Document cast errors and doc error sink

When a resource maps a source document (one item from a batch: a JSON object, CSV row as dict, grouped RDF subject, API element, etc.) into graph data, a single document can fail while others in the same batch succeed. Ingestion behavior is controlled by IngestionParams on Caster (and the same parameters flow through GraphEngine and the ingest CLI).

on_doc_error

  • skip (default): the bad document is skipped; the batch continues. Failures are recorded (see below) and a summary is logged at WARNING for the batch.
  • fail: any document exception fails the whole batch (same as a hard error during casting).
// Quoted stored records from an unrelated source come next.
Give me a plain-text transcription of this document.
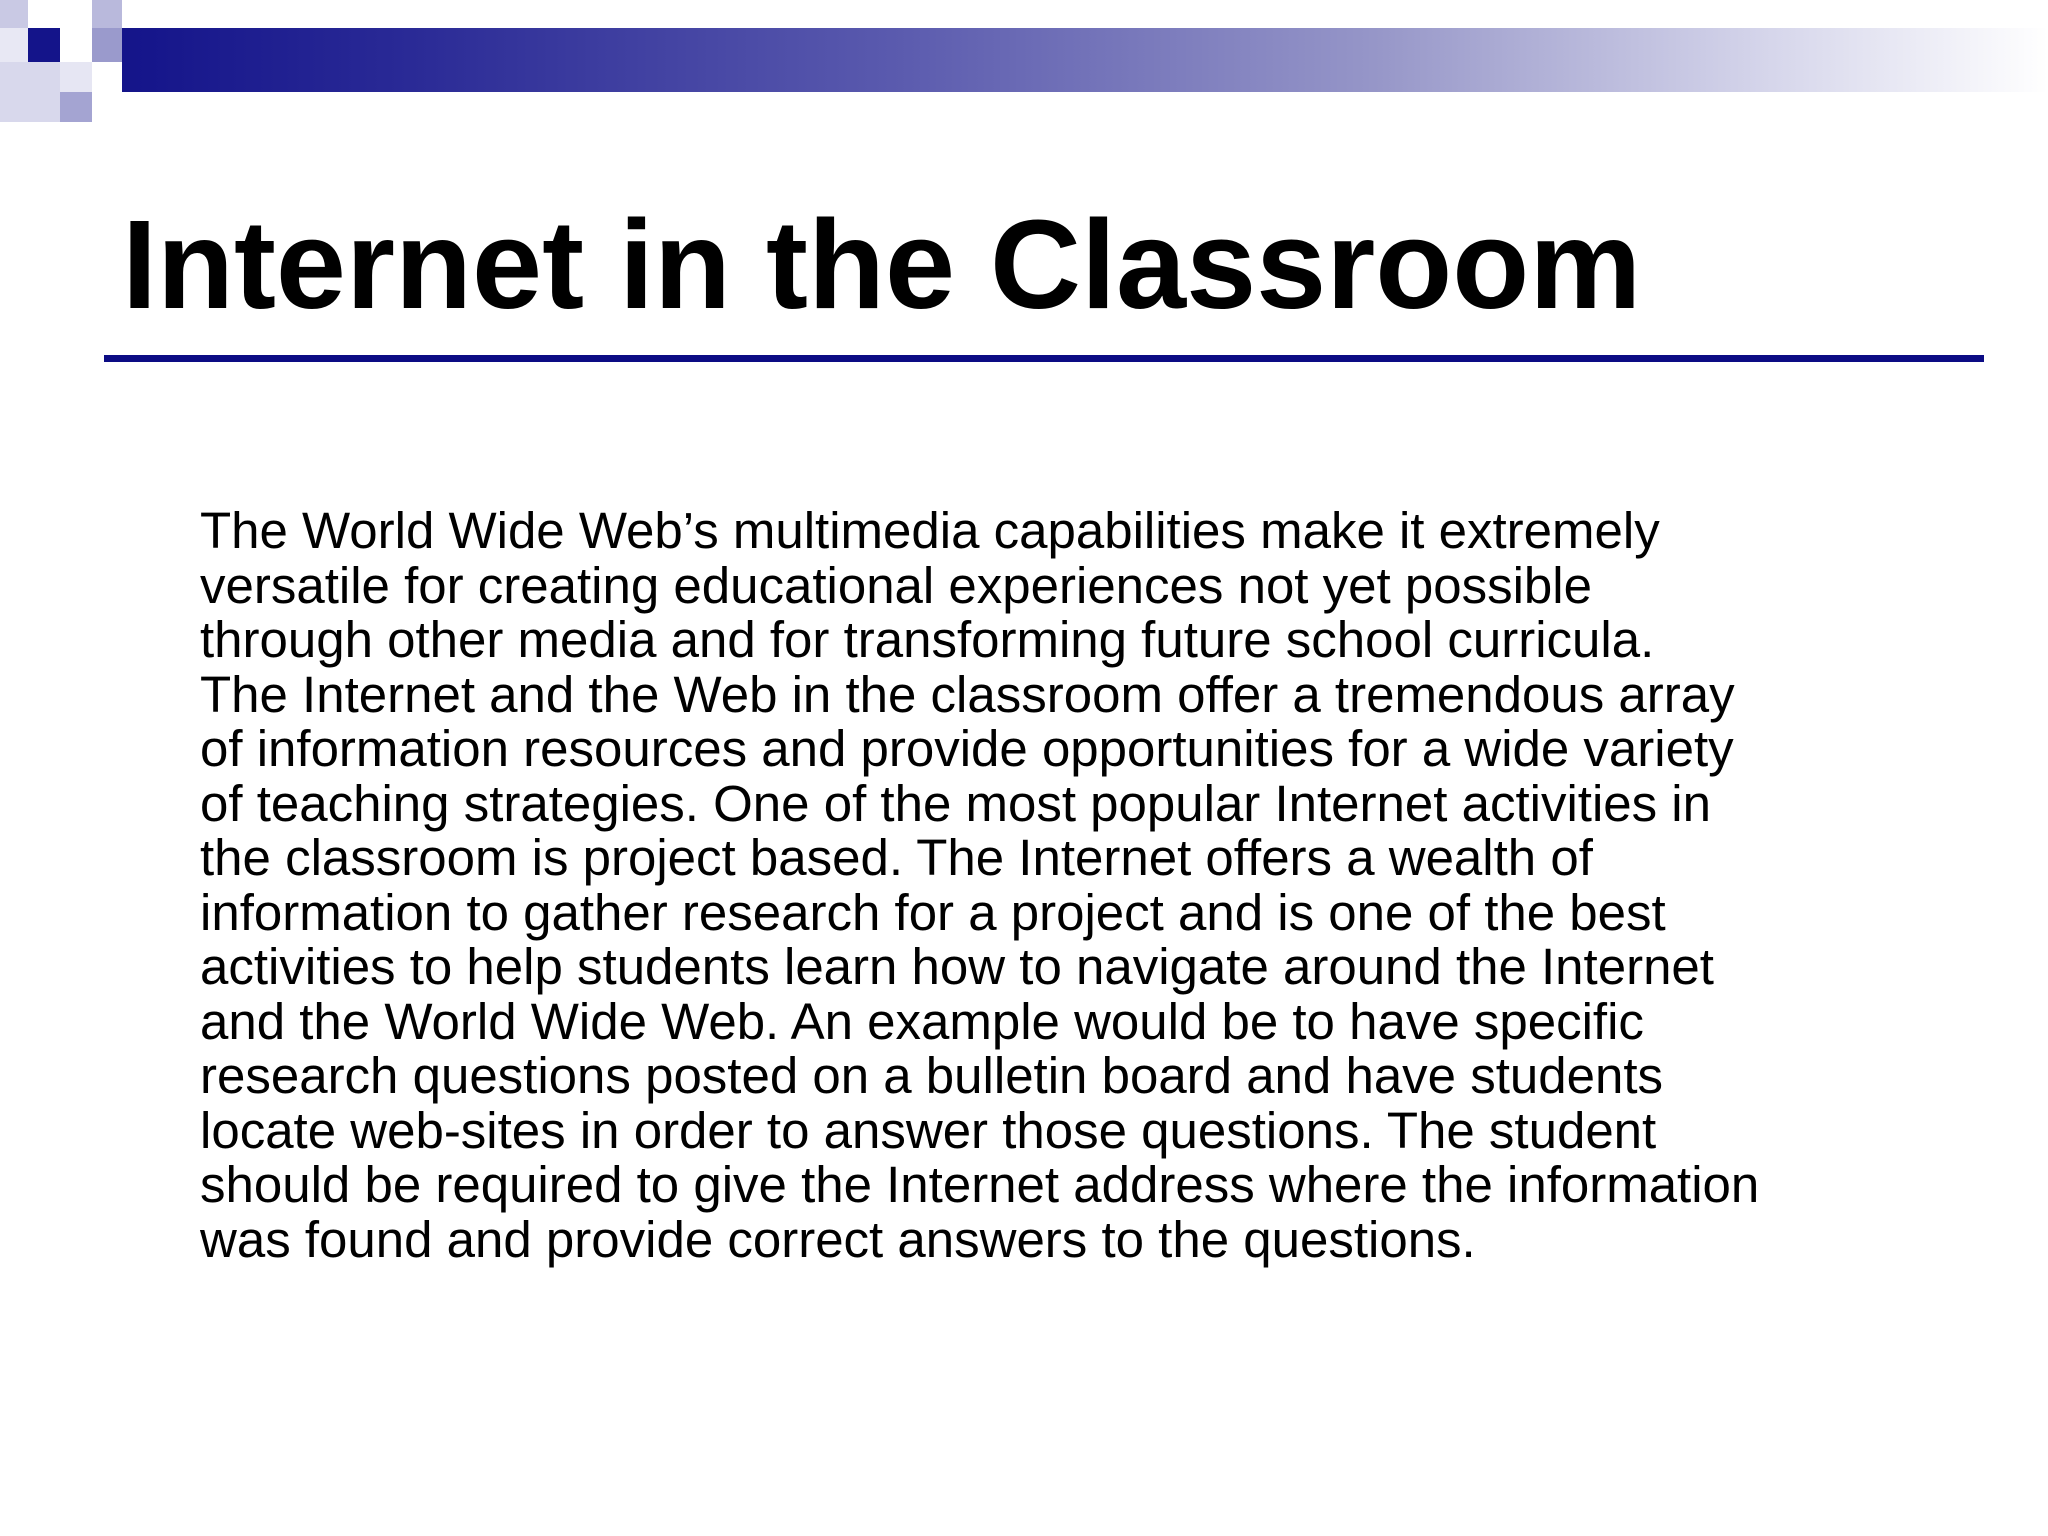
Internet in the Classroom

The World Wide Web’s multimedia capabilities make it extremely
versatile for creating educational experiences not yet possible
through other media and for transforming future school curricula.
The Internet and the Web in the classroom offer a tremendous array
of information resources and provide opportunities for a wide variety
of teaching strategies. One of the most popular Internet activities in
the classroom is project based. The Internet offers a wealth of
information to gather research for a project and is one of the best
activities to help students learn how to navigate around the Internet
and the World Wide Web. An example would be to have specific
research questions posted on a bulletin board and have students
locate web-sites in order to answer those questions. The student
should be required to give the Internet address where the information
was found and provide correct answers to the questions.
Persisting failures: doc_error_sink_path

Set IngestionParams.doc_error_sink_path to a filesystem path (convention: *.jsonl.gz). The caster appends gzip-compressed JSONL: each line is one JSON object matching DocCastFailure (resource name, doc_index within the batch, exception type, message, traceback, optional document preview). Writes are serialized with an internal async lock so concurrent batches do not corrupt the file.

Records use failure_kind: document (default) when the whole source document failed, or transform when a single transform step failed but the document was still ingested (see below). Transform rows also include location_path, transform_label, and nulled_fields.
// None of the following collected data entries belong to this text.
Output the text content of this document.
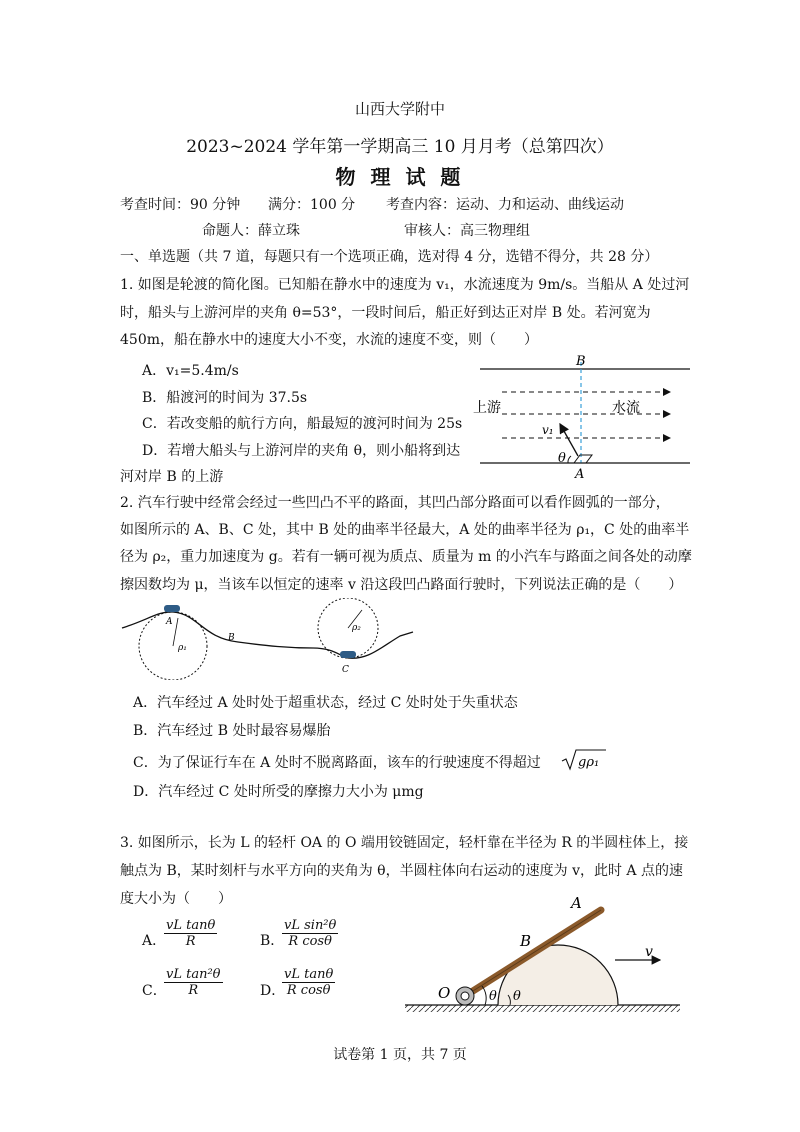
山西大学附中
2023~2024 学年第一学期高三 10 月月考（总第四次）
物 理 试 题
考查时间：90 分钟 满分：100 分 考查内容：运动、力和运动、曲线运动
命题人：薛立珠	审核人：高三物理组
一、单选题（共 7 道，每题只有一个选项正确，选对得 4 分，选错不得分，共 28 分）
1. 如图是轮渡的简化图。已知船在静水中的速度为 v₁，水流速度为 9m/s。当船从 A 处过河
时，船头与上游河岸的夹角 θ=53°，一段时间后，船正好到达正对岸 B 处。若河宽为
450m，船在静水中的速度大小不变，水流的速度不变，则（　　）
A．v₁=5.4m/s
B．船渡河的时间为 37.5s
C．若改变船的航行方向，船最短的渡河时间为 25s
D．若增大船头与上游河岸的夹角 θ，则小船将到达
河对岸 B 的上游
B
A
上游	水流
v₁
θ
2. 汽车行驶中经常会经过一些凹凸不平的路面，其凹凸部分路面可以看作圆弧的一部分，
如图所示的 A、B、C 处，其中 B 处的曲率半径最大，A 处的曲率半径为 ρ₁，C 处的曲率半
径为 ρ₂，重力加速度为 g。若有一辆可视为质点、质量为 m 的小汽车与路面之间各处的动摩
擦因数均为 μ，当该车以恒定的速率 v 沿这段凹凸路面行驶时，下列说法正确的是（　　）
A
B
C
ρ₁
ρ₂
A．汽车经过 A 处时处于超重状态，经过 C 处时处于失重状态
B．汽车经过 B 处时最容易爆胎
C．为了保证行车在 A 处时不脱离路面，该车的行驶速度不得超过	gρ₁
D．汽车经过 C 处时所受的摩擦力大小为 μmg
3. 如图所示，长为 L 的轻杆 OA 的 O 端用铰链固定，轻杆靠在半径为 R 的半圆柱体上，接
触点为 B，某时刻杆与水平方向的夹角为 θ，半圆柱体向右运动的速度为 v，此时 A 点的速
度大小为（　　）
A．
$\frac{\text{vL tanθ}}{R}$	B．
$\frac{\text{vL sin²θ}}{\text{R cosθ}}$
C．
$\frac{\text{vL tan²θ}}{R}$	D．
$\frac{\text{vL tanθ}}{\text{R cosθ}}$
A
B
O
v
θ θ
试卷第 1 页，共 7 页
Each append may add a new gzip member to the file (normal for log-style gzip). Tools such as zcat, gzip -dc, or pigz -dc stream all concatenated members, for example:

zcat errors.jsonl.gz | head

When no file sink is configured

If doc_error_sink_path is None, skipped failures are emitted as structured logger.error entries (with JSON-serializable metadata in the log extra under doc_cast_failure). Use a file sink when you need durable, replayable records for debugging or reprocessing.

Optional caps

  • max_doc_errors: if the total number of persisted failure records across the run (document and transform) exceeds this limit, ingestion raises DocErrorBudgetExceeded (after writing the failures that pushed over the limit). Use this to stop a bad source early.

Per-transform tolerance: tolerate_transform_errors

On each ingestion resource (ResourceConfig in YAML under ingestion_model.resources), tolerate_transform_errors defaults to True. When enabled, a failing transform step sets its declared output fields to None, records a failure_kind=transform row in the doc error sink, and the rest of the pipeline (vertices, edges, later transforms) still runs for that document. Set tolerate_transform_errors: false on a resource to restore fail-fast behavior for transform exceptions (the whole document is lost unless on_doc_error=skip at the caster).
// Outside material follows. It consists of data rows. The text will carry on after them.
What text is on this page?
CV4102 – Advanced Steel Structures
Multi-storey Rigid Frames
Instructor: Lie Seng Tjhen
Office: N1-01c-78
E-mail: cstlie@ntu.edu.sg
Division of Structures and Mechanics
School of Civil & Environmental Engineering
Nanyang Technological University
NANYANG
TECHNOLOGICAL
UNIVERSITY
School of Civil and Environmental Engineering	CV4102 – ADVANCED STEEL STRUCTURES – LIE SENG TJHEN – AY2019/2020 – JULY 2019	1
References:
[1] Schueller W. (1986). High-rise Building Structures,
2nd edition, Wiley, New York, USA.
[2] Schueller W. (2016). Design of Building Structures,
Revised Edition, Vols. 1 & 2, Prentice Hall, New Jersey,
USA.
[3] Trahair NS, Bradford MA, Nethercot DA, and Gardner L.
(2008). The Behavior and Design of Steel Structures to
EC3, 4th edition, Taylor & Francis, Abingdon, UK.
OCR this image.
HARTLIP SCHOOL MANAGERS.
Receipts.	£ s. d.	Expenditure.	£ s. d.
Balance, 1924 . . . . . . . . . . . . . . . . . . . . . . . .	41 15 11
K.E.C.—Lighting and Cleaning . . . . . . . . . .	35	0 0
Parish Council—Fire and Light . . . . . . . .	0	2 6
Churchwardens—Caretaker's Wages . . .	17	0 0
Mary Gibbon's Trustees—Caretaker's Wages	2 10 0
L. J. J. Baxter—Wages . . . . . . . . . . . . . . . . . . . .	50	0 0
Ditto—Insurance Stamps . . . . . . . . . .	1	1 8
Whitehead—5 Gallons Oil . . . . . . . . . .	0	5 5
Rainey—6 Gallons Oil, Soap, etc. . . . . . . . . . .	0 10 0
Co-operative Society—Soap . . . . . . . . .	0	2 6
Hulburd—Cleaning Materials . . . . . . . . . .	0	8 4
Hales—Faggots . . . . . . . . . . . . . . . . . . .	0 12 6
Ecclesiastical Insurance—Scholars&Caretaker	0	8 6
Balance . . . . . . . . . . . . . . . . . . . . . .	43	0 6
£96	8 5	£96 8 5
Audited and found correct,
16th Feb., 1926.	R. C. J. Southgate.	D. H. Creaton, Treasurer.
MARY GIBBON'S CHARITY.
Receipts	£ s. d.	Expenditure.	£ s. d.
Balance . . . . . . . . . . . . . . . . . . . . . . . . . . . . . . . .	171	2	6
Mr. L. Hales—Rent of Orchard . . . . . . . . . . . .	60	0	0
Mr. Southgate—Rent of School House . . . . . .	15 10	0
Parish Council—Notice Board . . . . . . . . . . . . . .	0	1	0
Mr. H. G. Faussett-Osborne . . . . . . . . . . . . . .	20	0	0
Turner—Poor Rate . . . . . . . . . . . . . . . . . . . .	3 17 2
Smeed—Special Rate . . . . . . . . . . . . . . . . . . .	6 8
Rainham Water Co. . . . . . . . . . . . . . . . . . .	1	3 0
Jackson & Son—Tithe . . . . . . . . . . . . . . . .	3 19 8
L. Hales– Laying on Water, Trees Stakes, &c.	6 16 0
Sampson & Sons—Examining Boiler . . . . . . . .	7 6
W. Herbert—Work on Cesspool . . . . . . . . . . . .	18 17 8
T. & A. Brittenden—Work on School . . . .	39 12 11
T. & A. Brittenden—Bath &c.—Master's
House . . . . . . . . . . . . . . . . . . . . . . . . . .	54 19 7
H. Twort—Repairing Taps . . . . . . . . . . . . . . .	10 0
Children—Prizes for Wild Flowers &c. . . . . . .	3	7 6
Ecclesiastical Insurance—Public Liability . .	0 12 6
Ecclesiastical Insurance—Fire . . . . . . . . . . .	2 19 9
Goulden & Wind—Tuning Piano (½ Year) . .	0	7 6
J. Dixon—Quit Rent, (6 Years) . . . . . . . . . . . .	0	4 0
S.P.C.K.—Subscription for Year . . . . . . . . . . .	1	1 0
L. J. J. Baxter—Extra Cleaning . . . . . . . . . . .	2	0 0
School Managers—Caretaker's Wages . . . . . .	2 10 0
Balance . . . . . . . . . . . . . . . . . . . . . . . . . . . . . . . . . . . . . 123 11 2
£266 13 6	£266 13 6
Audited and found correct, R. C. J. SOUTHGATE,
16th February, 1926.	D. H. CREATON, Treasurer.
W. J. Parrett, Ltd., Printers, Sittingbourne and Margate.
Transform failures are persisted through the same doc_error_sink_path and count toward max_doc_errors as full document failures. With on_doc_error=fail, tolerated transform errors do not fail the batch; only unhandled document-level exceptions do.

  • doc_error_preview_max_bytes and doc_error_preview_keys: bound the size and shape of the doc_preview field on DocCastFailure so logs and files stay readable and bounded.

CLI

The ingest command accepts:

uv run ingest \
  --db-config-path config/db.yaml \
  --schema-path config/manifest.yaml \
  --source-path data/ \
  --on-doc-error skip \
  --doc-error-sink ./artifacts/doc_cast_failures.jsonl.gz

Programmatic use

from pathlib import Path

from graflo.hq.caster import IngestionParams

ingestion_params = IngestionParams(
    on_doc_error="skip",
    doc_error_sink_path=Path("artifacts/doc_cast_failures.jsonl.gz"),
    max_doc_errors=10_000,
)

Per-resource transform tolerance in YAML:

ingestion_model:
  resources:
    - name: metrics
      tolerate_transform_errors: true
      apply:
        - transform: {call: {use: parse_metric}}
        - vertex: Metric

Extensibility

Additional sink types can implement the DocErrorSink protocol (async write_failures(failures)) and be wired from your own orchestration code; the built-in path is JsonlGzDocErrorSink behind doc_error_sink_path.